Lampiran 5. Prosedur pembuatan preparat histokimia
Prosedur kerja dalam pembuatan preparat histokimia adalah: 1. Pengambilan sampel (sampling)
Pengambilan insang dan hati dari dalam tubuh ikan bandeng dilakukan dengan menggunakan pisau yang tajam dan selanjutnya dijadikan preparat. Potongan tersebut dicuci bersih dengan menggunakan larutan NaCl fisiologis dan selanjutnya diawetkan dalam larutan Bouin sebagai pengawet dan dimasukkan kedalam botol sampel.
2. Pengawetan (Fiksasi)
Proses pengawetan dilakukan untuk menjaga agar tidak terjadi perubahan post mortem (pasca mati) pada jaringan, menjaga agar bagian padat dan bagian cair protoplasma sel tetap terpisah, merubah bagian-bagian sel agar menjadi bahan-bahan yang tidak larut pada proses berikutnya.

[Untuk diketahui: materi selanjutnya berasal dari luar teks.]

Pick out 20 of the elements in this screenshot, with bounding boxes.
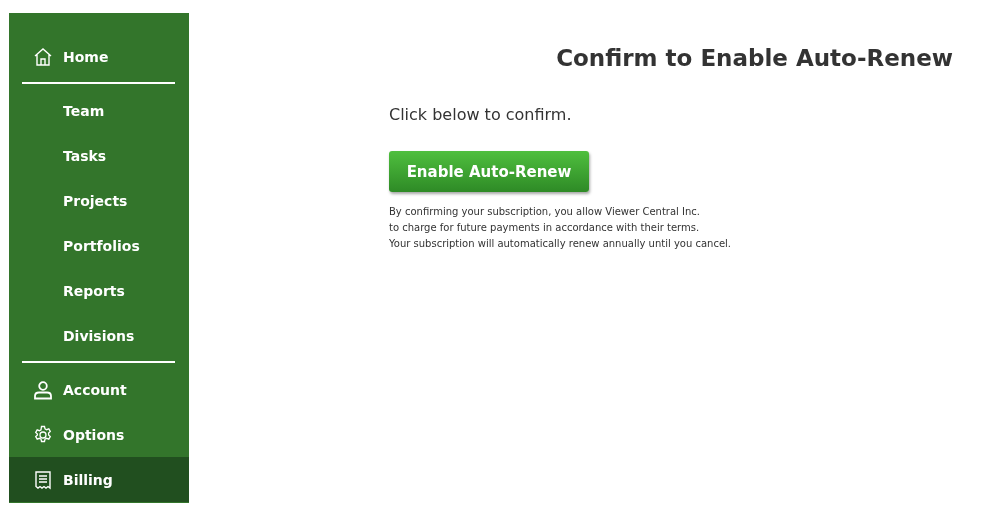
home-icon: [33, 46, 53, 67]
person-icon: [33, 379, 53, 400]
page-title: Confirm to Enable Auto-Renew: [555, 44, 953, 72]
sidebar-item[interactable]: Reports: [9, 268, 189, 313]
sidebar-item[interactable]: Account: [9, 367, 189, 412]
terms-line: Your subscription will automatically renew annually until you cancel.: [389, 237, 733, 251]
sidebar-item[interactable]: Projects: [9, 178, 189, 223]
sidebar-item[interactable]: Divisions: [9, 313, 189, 358]
terms-line: to charge for future payments in accordance with their terms.: [389, 221, 701, 235]
enable-auto-renew-button[interactable]: Enable Auto-Renew: [389, 151, 589, 192]
receipt-icon: [33, 469, 53, 490]
settings-icon: [33, 424, 53, 445]
terms-line: By confirming your subscription, you allow Viewer Central Inc.: [389, 205, 701, 219]
sidebar-item[interactable]: Home: [9, 34, 189, 79]
sidebar-item[interactable]: Tasks: [9, 133, 189, 178]
sidebar-item[interactable]: Team: [9, 88, 189, 133]
instruction-text: Click below to confirm.: [389, 105, 573, 125]
sidebar-item[interactable]: Billing: [9, 457, 189, 502]
sidebar-item[interactable]: Options: [9, 412, 189, 457]
sidebar-item[interactable]: Portfolios: [9, 223, 189, 268]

Melindungi sel dari proses pengerutan saat dimasukkan ke dalam alkohol atau paraffin panas serta meningkatkan kemampuan dari tiap-tiap bagian jaringan agar dapat diwarnai serta meningkatkan indeks refraksi jaringan sehingga visibilitasnya naik.

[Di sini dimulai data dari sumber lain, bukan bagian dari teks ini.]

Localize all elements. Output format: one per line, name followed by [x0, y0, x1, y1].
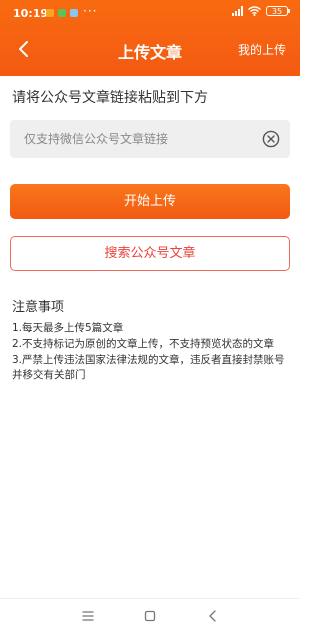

Larutan fiksasi yang baik dapat melakukan penetrasi secara cepat untuk mencegah terjadinya perubahan pasca mati, mengkoagulasi substansi-substansi sel menjadi substansi yang tidak larut, melindungi jaringan dari pengerutan dan kerusakan baik pada saat dehidrasi, embedding, maupun pada saat pemotongan serta memudahkan pewarnaan bagian-bagian sel. Pada penelitian ini larutan pengawet yang digunakan adalah larutan pengawet Bouin.
Organ yang difiksasi selama 24 jam dalam larutan Bouin selanjutnya dicuci dalam alkohol 70 %. Pencucian ini dimaksudkan agar dapat menghilangkan sisa bahan pengawet yang terdapat dalam jaringan yang dapat mengganggu proses preparasi selanjutnya. Organ yang telah dicuci kemudian disimpan dalam alkohol 70 % sebelum proses selanjutnya.

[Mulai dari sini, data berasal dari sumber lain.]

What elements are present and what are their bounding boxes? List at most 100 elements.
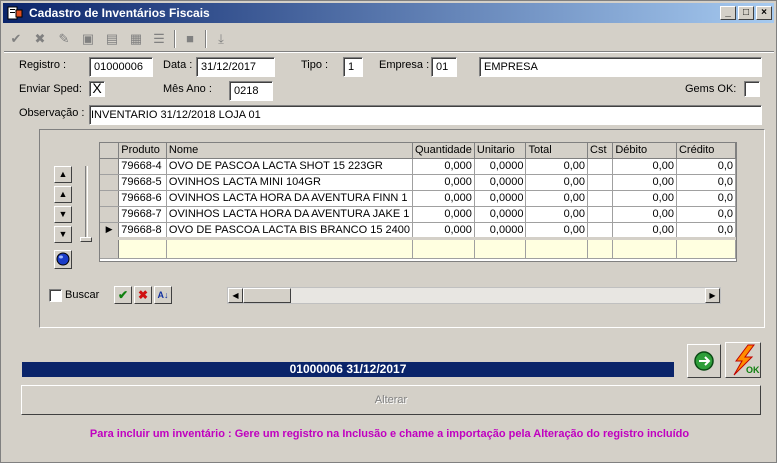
column-header[interactable]: Débito — [612, 143, 677, 159]
clear-filter-icon[interactable]: ✖ — [134, 286, 152, 304]
filter-cst-input[interactable] — [587, 236, 614, 259]
quantidade-cell[interactable]: 0,000 — [412, 174, 475, 191]
filter-debito-input[interactable] — [612, 236, 677, 259]
produto-cell[interactable]: 79668-8 — [118, 222, 167, 239]
cst-cell[interactable] — [587, 190, 614, 207]
column-header[interactable]: Total — [525, 143, 588, 159]
column-header[interactable]: Unitario — [474, 143, 527, 159]
produto-cell[interactable]: 79668-4 — [118, 158, 167, 175]
data-field[interactable]: 31/12/2017 — [196, 57, 275, 77]
ok-button[interactable]: OK — [725, 342, 761, 378]
scroll-thumb[interactable] — [243, 288, 291, 303]
nome-cell[interactable]: OVINHOS LACTA HORA DA AVENTURA FINN 1 — [166, 190, 413, 207]
scroll-right-icon[interactable]: ▶ — [705, 288, 720, 303]
mes-ano-field[interactable]: 0218 — [229, 81, 273, 101]
prior-icon[interactable]: ▲ — [54, 186, 72, 203]
minimize-button[interactable]: _ — [720, 6, 736, 20]
table-row[interactable]: ▶ 79668-8 OVO DE PASCOA LACTA BIS BRANCO… — [100, 222, 736, 239]
nome-cell[interactable]: OVINHOS LACTA MINI 104GR — [166, 174, 413, 191]
cst-cell[interactable] — [587, 206, 614, 223]
export-icon[interactable]: ⤓ — [212, 30, 230, 48]
first-icon[interactable]: ▲ — [54, 166, 72, 183]
column-header[interactable]: Quantidade — [412, 143, 475, 159]
credito-cell[interactable]: 0,0 — [676, 174, 736, 191]
produto-cell[interactable]: 79668-7 — [118, 206, 167, 223]
cst-cell[interactable] — [587, 158, 614, 175]
debito-cell[interactable]: 0,00 — [612, 190, 677, 207]
filter-total-input[interactable] — [525, 236, 588, 259]
debito-cell[interactable]: 0,00 — [612, 206, 677, 223]
column-header[interactable]: Cst — [587, 143, 614, 159]
credito-cell[interactable]: 0,0 — [676, 222, 736, 239]
print-icon[interactable]: ▣ — [79, 30, 97, 48]
debito-cell[interactable]: 0,00 — [612, 174, 677, 191]
table-row[interactable]: 79668-5 OVINHOS LACTA MINI 104GR 0,000 0… — [100, 174, 736, 191]
table-row[interactable]: 79668-4 OVO DE PASCOA LACTA SHOT 15 223G… — [100, 158, 736, 175]
debito-cell[interactable]: 0,00 — [612, 222, 677, 239]
grid-icon[interactable]: ▦ — [127, 30, 145, 48]
credito-cell[interactable]: 0,0 — [676, 206, 736, 223]
credito-cell[interactable]: 0,0 — [676, 190, 736, 207]
close-button[interactable]: × — [756, 6, 772, 20]
horizontal-scrollbar[interactable]: ◀ ▶ — [227, 287, 721, 304]
check-icon[interactable]: ✔ — [7, 30, 25, 48]
filter-nome-input[interactable] — [166, 236, 413, 259]
quantidade-cell[interactable]: 0,000 — [412, 222, 475, 239]
registro-field[interactable]: 01000006 — [89, 57, 153, 77]
cancel-icon[interactable]: ✖ — [31, 30, 49, 48]
enviar-sped-checkbox[interactable]: X — [89, 81, 105, 97]
total-cell[interactable]: 0,00 — [525, 190, 588, 207]
maximize-button[interactable]: □ — [738, 6, 754, 20]
quantidade-cell[interactable]: 0,000 — [412, 190, 475, 207]
column-header[interactable]: Nome — [166, 143, 413, 159]
last-icon[interactable]: ▼ — [54, 226, 72, 243]
total-cell[interactable]: 0,00 — [525, 206, 588, 223]
column-header[interactable]: Crédito — [676, 143, 736, 159]
scroll-left-icon[interactable]: ◀ — [228, 288, 243, 303]
produto-cell[interactable]: 79668-5 — [118, 174, 167, 191]
unitario-cell[interactable]: 0,0000 — [474, 222, 527, 239]
credito-cell[interactable]: 0,0 — [676, 158, 736, 175]
globe-icon[interactable] — [54, 250, 72, 269]
nome-cell[interactable]: OVO DE PASCOA LACTA SHOT 15 223GR — [166, 158, 413, 175]
observacao-field[interactable]: INVENTARIO 31/12/2018 LOJA 01 — [89, 105, 762, 125]
nome-cell[interactable]: OVO DE PASCOA LACTA BIS BRANCO 15 2400 — [166, 222, 413, 239]
unitario-cell[interactable]: 0,0000 — [474, 190, 527, 207]
empresa-code-field[interactable]: 01 — [431, 57, 457, 77]
row-slider-thumb[interactable] — [80, 237, 92, 242]
total-cell[interactable]: 0,00 — [525, 222, 588, 239]
empresa-name-field[interactable]: EMPRESA — [479, 57, 762, 77]
items-grid[interactable]: Produto Nome Quantidade Unitario Total C… — [99, 142, 737, 262]
quantidade-cell[interactable]: 0,000 — [412, 158, 475, 175]
confirm-filter-icon[interactable]: ✔ — [114, 286, 132, 304]
stop-icon[interactable]: ■ — [181, 30, 199, 48]
column-header[interactable]: Produto — [118, 143, 167, 159]
cst-cell[interactable] — [587, 222, 614, 239]
unitario-cell[interactable]: 0,0000 — [474, 206, 527, 223]
tipo-field[interactable]: 1 — [343, 57, 363, 77]
unitario-cell[interactable]: 0,0000 — [474, 158, 527, 175]
filter-produto-input[interactable] — [118, 236, 167, 259]
report-icon[interactable]: ▤ — [103, 30, 121, 48]
next-icon[interactable]: ▼ — [54, 206, 72, 223]
filter-unitario-input[interactable] — [474, 236, 527, 259]
unitario-cell[interactable]: 0,0000 — [474, 174, 527, 191]
edit-icon[interactable]: ✎ — [55, 30, 73, 48]
buscar-checkbox[interactable] — [49, 289, 62, 302]
debito-cell[interactable]: 0,00 — [612, 158, 677, 175]
produto-cell[interactable]: 79668-6 — [118, 190, 167, 207]
nome-cell[interactable]: OVINHOS LACTA HORA DA AVENTURA JAKE 1 — [166, 206, 413, 223]
total-cell[interactable]: 0,00 — [525, 174, 588, 191]
cst-cell[interactable] — [587, 174, 614, 191]
list-icon[interactable]: ☰ — [150, 30, 168, 48]
alterar-button[interactable]: Alterar — [21, 385, 761, 415]
filter-credito-input[interactable] — [676, 236, 736, 259]
quantidade-cell[interactable]: 0,000 — [412, 206, 475, 223]
filter-quantidade-input[interactable] — [412, 236, 475, 259]
table-row[interactable]: 79668-7 OVINHOS LACTA HORA DA AVENTURA J… — [100, 206, 736, 223]
import-button[interactable] — [687, 344, 721, 378]
table-row[interactable]: 79668-6 OVINHOS LACTA HORA DA AVENTURA F… — [100, 190, 736, 207]
gems-ok-checkbox[interactable] — [744, 81, 760, 97]
sort-az-icon[interactable]: A↓ — [154, 286, 172, 304]
total-cell[interactable]: 0,00 — [525, 158, 588, 175]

3. Proses penghilangan air (dehidrasi)
Proses ini merupakan proses penarikan air dari jaringan yang dilakukan dengan merendam jaringan ke dalam alkohol secara bertingkat mulai dari alkohol 80 %, 90 %, 95 % sampai ke alkohol absolut. Penggunaan alkohol bertingkat ditujukan untuk menarik air dan dapat mencegah terjadinya pengerutan.
4. Proses penjernihan (Clearing)
Untuk menghilangkan pengaruh alkohol yang terdapat di dalam jaringan, maka selanjutnya jaringan tersebut direndam dengan Xylol. Setelah dilakukan proses penjernihan maka jaringan akan lebih transparan dan berwarna lebih tua. 5 Proses Infiltrasi (Infiltring)
Jaringan yang telah mengalami proses penjernihan selanjutnya direndam ke dalam paraffin secara bertingkat pada suhu 60 0C (paraffin keras). Penggunaan paraffin keras agar dapat dilakukan pemotongan yang tipis.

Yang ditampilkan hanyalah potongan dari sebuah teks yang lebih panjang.